During the last days of my Freshman year in Catholic school, I heard a peculiar announcement over the intercom during the morning announcements. Our head nun gave us a stern admonishment—do not bring squirt guns to class on the last day of school.
Bring squirt guns to school? What an incredible idea!
Inspired by the nuns' inadvertent reverse-psychology, I decided to bring my Super Soaker 50 to class on the last day, laying down a field of suppressive squirt gun fire upon unsuspecting classmates.
Would that the Defense Intelligence Agency have learned from my experience in Catholic school.
Last night, I received a few Tweets recommending a salacious new book, Operation Dark Heart, written by former Defense Intelligence Agency officer Anthony A. Shaffer.
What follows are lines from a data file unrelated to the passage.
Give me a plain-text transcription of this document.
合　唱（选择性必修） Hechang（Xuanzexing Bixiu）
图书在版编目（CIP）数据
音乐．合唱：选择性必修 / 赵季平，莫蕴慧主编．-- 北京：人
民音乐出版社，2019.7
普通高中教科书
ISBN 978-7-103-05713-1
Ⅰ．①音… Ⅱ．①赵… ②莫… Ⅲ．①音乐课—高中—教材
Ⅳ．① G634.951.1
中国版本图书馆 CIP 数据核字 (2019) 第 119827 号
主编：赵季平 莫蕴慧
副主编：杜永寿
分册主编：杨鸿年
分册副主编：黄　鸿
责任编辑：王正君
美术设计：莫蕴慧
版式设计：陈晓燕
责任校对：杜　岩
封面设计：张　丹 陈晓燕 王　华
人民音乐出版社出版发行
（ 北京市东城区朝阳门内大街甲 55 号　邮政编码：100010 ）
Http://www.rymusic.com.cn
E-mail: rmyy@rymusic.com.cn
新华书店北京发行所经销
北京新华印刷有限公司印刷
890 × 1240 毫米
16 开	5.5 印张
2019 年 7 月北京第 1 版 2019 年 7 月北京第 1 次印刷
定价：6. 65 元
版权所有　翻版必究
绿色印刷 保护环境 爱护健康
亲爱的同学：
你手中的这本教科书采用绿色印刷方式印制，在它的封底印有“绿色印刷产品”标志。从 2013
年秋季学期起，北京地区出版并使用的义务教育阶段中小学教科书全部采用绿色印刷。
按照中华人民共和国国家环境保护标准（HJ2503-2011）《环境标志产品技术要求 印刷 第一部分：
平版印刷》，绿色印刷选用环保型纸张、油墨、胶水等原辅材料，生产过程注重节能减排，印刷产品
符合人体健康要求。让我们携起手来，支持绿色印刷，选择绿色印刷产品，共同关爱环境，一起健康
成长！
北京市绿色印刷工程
What makes it so scandalous? Well, consider the fact that DIA officials identified over 200 breaches of security in the manuscript, even after the US Army had allegedly signed off on the book in January on the grounds that it had "no objection on legal or operational security grounds", according to the New York Times.
The DIA has scrambled to purchase 10,000 copies of the book in order to prevent them from hitting the open market. Yet, in the frenzy to snatch up the books before they hit the public, they've inadvertently given it a positive review from the New York Times—a boon to any publisher.
Even before the Able Danger imbroglio, Colonel Shaffer admits in his book, he was seen by some at D.I.A. as a risk-taking troublemaker. He describes participating in a midday raid on a telephone facility in Kabul to download the names and numbers of all the cellphone users in the country and proposing an intelligence operation to cross into Pakistan and spy on a Taliban headquarters.
In much of the book, he portrays himself as a brash officer who sometimes ran into resistance from timid superiors.
"A lot of folks at D.I.A. felt that Tony Shaffer thought he could do whatever the hell he wanted," Mr. Shaffer writes about himself. "They never understood that I was doing things that were so secret that only a few knew about them."
The book includes some details that typically might be excised during a required security review, including the names of C.I.A. and N.S.A. officers in Afghanistan, casual references to "N.S.A.'s voice surveillance system," and American spying forays into Pakistan.Damn, this guy sounds like Daniel Craig's James Bond.
I doubt the DIA's efforts will be successful. They've piqued the public's curiosity, and electronic copies of the book could easily make their way onto the Internet. After all, after word of the infamous "Rolling Stan" article leaked to the press, it was distributed over the Internet, resulting in Gen. McChrystal dismissal days before the issue even hit the newsstands.